I ordered the oxtail and grits, and The Most Interesting Man on the Planet ordered Streatery’s roasted pork sandwich with chile oil on a housemade bun. [Review of Streatery coming separately].
We sat down with our food and tried to talk, but the music was blaring so loud throughout all the speakers, that we had to shout to hear each other, so decided to sit and eat near the “funk inspired dance lessons.” This was by far my favorite part of the date – a lot of people have talked about the diverse culture of Oakland and its intense feeling of community. I have never seen so many different ages, colors and sexes groovin with each other. From 85-year-olds to 2-year-olds – the energy was infectious. It.was.awesome.
After a few more beverages and attempts to shout over the music or walk where we could try to chat, I realized that while this Food Truck Boy sounded like quite literally The Most Interesting Man on the Planet when I read his online profile, he was most definitely the opposite of The Most Interesting Man on the Planet. Or really even that interesting at all. Which I feel terrible writing because he was really so very nice, and so very polite. Sorry dudeski! But, I felt like I spent the whole time talking (I talk too much already, but especially when I’m nervous and trying to fill a gap in easy-flowing conversation). I thought – how funny someone who is so focused on hating the word “interesting” and even went so far as to scoff at me when I described my other dates as interesting - couldn’t even really make me say so much for him.

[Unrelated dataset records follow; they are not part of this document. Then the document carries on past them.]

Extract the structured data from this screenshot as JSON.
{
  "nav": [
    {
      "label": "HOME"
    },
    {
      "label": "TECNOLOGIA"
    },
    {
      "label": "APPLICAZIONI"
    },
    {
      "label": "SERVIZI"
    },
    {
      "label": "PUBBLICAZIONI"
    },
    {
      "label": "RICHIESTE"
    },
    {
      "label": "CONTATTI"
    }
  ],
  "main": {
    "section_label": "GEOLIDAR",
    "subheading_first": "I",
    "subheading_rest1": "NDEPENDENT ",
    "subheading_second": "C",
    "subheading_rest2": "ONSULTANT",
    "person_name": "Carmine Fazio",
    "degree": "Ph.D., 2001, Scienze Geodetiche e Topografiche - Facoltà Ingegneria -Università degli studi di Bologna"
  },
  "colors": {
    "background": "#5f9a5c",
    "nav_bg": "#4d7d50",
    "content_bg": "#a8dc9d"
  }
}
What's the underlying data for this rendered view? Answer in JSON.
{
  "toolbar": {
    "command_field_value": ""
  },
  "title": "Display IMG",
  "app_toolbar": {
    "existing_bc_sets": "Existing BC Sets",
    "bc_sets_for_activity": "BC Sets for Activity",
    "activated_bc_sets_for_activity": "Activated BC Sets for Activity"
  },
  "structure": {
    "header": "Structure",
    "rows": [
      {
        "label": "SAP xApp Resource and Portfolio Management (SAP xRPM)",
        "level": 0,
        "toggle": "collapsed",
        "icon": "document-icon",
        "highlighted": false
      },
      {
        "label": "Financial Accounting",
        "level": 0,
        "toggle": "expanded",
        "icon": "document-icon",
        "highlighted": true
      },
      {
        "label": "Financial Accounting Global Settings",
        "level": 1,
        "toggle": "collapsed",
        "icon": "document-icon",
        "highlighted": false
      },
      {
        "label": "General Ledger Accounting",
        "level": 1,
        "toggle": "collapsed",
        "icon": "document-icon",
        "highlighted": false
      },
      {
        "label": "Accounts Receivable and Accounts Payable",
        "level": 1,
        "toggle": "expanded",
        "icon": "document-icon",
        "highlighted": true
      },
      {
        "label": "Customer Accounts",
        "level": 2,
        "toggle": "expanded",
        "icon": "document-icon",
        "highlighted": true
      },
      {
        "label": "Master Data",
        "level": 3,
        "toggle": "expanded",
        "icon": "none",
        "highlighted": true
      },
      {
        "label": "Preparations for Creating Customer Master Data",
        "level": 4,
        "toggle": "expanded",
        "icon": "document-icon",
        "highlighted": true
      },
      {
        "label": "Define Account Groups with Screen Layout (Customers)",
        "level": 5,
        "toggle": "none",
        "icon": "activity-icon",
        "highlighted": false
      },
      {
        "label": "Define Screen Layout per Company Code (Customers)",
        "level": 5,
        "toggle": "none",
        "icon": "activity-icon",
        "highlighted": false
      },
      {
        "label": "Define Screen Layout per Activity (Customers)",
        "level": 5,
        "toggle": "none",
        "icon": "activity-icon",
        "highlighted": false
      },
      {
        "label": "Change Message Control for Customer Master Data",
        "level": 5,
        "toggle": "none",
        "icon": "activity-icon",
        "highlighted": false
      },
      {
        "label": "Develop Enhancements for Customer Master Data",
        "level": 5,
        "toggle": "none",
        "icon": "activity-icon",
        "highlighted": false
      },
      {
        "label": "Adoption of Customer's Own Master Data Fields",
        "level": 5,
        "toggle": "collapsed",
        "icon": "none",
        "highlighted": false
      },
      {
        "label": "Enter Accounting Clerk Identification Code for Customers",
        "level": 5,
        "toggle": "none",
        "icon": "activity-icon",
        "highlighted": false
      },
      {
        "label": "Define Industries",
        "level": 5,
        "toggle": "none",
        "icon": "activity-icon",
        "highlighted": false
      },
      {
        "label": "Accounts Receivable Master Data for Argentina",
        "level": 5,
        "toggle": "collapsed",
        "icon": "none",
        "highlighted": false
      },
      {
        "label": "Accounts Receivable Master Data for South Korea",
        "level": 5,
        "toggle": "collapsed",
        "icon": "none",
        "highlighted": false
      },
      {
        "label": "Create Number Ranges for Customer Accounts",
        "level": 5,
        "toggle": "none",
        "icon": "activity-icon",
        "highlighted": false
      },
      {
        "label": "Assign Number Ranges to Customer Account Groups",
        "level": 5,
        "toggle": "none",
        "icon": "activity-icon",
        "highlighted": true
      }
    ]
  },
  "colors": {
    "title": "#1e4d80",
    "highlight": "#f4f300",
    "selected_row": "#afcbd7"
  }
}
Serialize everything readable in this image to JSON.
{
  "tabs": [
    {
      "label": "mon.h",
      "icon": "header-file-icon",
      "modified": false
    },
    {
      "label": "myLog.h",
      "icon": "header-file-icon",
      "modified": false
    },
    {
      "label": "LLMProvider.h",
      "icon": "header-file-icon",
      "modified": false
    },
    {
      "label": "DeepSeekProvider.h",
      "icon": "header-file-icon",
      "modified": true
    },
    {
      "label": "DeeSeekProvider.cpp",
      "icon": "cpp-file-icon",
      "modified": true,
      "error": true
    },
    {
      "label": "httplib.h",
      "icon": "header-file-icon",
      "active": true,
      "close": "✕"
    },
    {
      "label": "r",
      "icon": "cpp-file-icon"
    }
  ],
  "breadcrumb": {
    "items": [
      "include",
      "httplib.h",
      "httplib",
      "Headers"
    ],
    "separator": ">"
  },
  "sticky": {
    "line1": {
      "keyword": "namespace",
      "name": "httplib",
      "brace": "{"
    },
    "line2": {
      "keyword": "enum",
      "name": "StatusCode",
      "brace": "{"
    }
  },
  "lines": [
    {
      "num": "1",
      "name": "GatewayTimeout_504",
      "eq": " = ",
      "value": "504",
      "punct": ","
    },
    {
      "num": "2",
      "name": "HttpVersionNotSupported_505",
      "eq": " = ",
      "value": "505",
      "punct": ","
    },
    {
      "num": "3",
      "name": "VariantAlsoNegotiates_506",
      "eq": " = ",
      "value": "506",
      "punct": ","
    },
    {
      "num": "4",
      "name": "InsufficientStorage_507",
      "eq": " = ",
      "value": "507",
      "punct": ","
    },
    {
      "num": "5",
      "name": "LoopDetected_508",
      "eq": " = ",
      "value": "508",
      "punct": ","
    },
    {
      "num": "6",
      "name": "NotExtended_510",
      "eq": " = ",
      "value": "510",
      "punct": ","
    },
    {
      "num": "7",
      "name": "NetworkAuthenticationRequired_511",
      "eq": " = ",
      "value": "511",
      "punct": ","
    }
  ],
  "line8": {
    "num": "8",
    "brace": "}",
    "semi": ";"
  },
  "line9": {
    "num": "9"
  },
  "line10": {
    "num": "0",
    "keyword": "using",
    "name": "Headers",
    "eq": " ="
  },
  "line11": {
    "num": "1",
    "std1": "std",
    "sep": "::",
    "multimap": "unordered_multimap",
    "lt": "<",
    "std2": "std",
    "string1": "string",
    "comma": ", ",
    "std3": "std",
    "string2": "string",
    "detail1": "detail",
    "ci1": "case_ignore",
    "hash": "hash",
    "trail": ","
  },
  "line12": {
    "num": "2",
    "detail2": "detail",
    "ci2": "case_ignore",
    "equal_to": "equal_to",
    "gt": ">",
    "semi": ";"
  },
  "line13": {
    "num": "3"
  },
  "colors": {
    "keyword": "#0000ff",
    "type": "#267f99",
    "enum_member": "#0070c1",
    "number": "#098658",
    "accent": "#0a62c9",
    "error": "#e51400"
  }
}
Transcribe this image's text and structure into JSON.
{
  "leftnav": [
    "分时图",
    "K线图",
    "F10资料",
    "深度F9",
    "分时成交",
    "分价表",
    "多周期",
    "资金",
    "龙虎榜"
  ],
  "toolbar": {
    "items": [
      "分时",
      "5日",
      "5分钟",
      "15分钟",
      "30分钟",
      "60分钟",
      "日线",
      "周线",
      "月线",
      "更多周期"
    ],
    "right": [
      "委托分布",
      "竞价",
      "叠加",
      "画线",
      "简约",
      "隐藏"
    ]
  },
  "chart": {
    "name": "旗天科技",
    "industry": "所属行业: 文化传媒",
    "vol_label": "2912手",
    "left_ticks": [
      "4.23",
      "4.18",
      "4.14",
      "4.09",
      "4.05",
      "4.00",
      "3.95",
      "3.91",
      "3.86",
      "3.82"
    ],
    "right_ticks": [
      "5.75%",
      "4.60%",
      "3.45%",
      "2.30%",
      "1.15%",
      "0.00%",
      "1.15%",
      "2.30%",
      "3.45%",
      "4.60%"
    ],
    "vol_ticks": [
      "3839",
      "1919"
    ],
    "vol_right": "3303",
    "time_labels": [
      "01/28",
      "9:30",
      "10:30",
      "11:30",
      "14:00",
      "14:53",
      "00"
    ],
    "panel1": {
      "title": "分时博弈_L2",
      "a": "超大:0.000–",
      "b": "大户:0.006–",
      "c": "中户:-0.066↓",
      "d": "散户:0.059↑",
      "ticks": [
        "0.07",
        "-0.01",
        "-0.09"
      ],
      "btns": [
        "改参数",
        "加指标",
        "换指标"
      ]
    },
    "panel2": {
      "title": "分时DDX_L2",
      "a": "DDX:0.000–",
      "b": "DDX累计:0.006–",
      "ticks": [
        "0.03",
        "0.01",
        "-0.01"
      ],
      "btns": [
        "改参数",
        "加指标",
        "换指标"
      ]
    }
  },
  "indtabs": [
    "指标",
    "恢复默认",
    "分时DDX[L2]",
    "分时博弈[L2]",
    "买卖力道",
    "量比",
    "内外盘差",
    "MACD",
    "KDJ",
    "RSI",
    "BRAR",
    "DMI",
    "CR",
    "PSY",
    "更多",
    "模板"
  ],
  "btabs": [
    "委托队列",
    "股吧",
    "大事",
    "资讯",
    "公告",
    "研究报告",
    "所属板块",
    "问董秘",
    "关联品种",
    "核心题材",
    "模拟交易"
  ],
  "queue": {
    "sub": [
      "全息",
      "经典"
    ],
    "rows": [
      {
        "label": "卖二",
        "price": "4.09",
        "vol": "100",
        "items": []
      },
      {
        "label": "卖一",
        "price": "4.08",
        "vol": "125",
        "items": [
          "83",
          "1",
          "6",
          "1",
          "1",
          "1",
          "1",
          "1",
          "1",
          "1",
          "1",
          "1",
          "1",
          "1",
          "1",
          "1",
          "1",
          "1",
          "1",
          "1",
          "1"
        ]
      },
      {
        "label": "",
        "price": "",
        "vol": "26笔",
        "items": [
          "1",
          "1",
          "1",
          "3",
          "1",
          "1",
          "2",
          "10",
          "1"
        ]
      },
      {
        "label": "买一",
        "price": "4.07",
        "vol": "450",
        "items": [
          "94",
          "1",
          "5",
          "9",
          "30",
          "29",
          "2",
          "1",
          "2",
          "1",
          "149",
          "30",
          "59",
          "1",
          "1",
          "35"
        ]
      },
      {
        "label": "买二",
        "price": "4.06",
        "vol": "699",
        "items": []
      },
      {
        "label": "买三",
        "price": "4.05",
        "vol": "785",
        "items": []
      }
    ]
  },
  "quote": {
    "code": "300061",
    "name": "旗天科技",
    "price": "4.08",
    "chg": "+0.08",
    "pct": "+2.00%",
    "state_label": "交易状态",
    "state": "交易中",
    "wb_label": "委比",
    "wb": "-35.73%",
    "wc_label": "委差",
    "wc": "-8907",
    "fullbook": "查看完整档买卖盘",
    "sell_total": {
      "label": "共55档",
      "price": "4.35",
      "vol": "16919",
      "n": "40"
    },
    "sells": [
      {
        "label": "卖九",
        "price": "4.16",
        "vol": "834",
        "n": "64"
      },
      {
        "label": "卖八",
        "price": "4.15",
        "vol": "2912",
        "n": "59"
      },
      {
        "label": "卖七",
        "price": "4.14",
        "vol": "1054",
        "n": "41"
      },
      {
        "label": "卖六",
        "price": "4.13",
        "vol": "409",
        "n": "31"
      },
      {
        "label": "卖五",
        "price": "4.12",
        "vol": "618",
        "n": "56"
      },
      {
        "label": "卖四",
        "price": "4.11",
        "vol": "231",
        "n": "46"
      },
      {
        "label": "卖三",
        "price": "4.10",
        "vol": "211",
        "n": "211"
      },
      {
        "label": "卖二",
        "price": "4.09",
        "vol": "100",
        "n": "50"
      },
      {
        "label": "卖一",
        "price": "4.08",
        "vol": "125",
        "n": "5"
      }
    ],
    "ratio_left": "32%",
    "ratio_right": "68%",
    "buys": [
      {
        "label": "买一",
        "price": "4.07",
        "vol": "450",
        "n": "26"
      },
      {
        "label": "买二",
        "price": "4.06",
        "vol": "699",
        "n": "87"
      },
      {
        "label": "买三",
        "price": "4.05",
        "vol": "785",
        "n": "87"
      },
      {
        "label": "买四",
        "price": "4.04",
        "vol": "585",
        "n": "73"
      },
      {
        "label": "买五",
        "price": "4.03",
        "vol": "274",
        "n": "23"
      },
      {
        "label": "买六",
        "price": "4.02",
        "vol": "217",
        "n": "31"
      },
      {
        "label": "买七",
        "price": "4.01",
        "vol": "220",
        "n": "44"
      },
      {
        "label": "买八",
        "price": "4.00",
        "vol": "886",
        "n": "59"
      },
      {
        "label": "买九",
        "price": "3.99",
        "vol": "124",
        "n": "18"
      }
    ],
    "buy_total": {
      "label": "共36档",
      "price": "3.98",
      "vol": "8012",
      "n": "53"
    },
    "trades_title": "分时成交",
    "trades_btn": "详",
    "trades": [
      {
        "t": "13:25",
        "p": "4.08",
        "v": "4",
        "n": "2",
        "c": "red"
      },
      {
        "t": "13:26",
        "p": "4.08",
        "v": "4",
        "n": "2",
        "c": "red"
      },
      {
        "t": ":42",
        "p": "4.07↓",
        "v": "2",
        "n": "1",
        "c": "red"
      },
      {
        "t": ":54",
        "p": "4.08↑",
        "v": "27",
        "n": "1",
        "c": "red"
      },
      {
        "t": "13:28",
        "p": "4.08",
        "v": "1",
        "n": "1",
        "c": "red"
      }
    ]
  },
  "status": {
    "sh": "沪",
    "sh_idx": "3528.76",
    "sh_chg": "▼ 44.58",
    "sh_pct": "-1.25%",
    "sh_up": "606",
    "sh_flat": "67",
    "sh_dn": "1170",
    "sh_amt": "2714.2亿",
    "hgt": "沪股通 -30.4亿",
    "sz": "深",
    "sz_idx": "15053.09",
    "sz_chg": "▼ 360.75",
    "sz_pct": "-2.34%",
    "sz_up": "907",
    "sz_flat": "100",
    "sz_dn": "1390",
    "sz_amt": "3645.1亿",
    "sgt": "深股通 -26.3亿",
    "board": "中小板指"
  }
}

While explaining this to a friend of mine after the date, he responded with, “Maybe he hates the word because it’s never been used to describe him.”
Let this be one of the number one lessons in online dating: you just can’t ever gauge how the chemistry will end up in person, no matter how “interesting” someone seems in their online dating profile.
The Most Interesting Man on the Planet walked me back to the BART station at the end of our date, where I felt it was getting to “I’m going to try to kiss you stage.” Who knows. Maybe he wasn’t interested in kissing me at all. Maybe he didn’t think I was interesting enough to kiss. Maybe he didn’t want to kiss me because I used the word interesting. Either way, I’m the most paranoid person the planet about first date kisses because I just don’t like ‘em! But while he was getting more quiet and more close, I started talking really fast about something and then randomly said, “NERVOUS” in place of a word that didn’t make any sense in my story, which then made me totally look like I was nervous to kiss him, and really retarded. So I shouted, “Thanks for the date!” and practically ran to catch BART.
MAN, I am NOT a smooth operator.
But, at least I’m interesting, dammit.
What do you think of his obsession with hating the word “interesting,” lovers? Do you share his opinion? What would you have said to him, if you were me?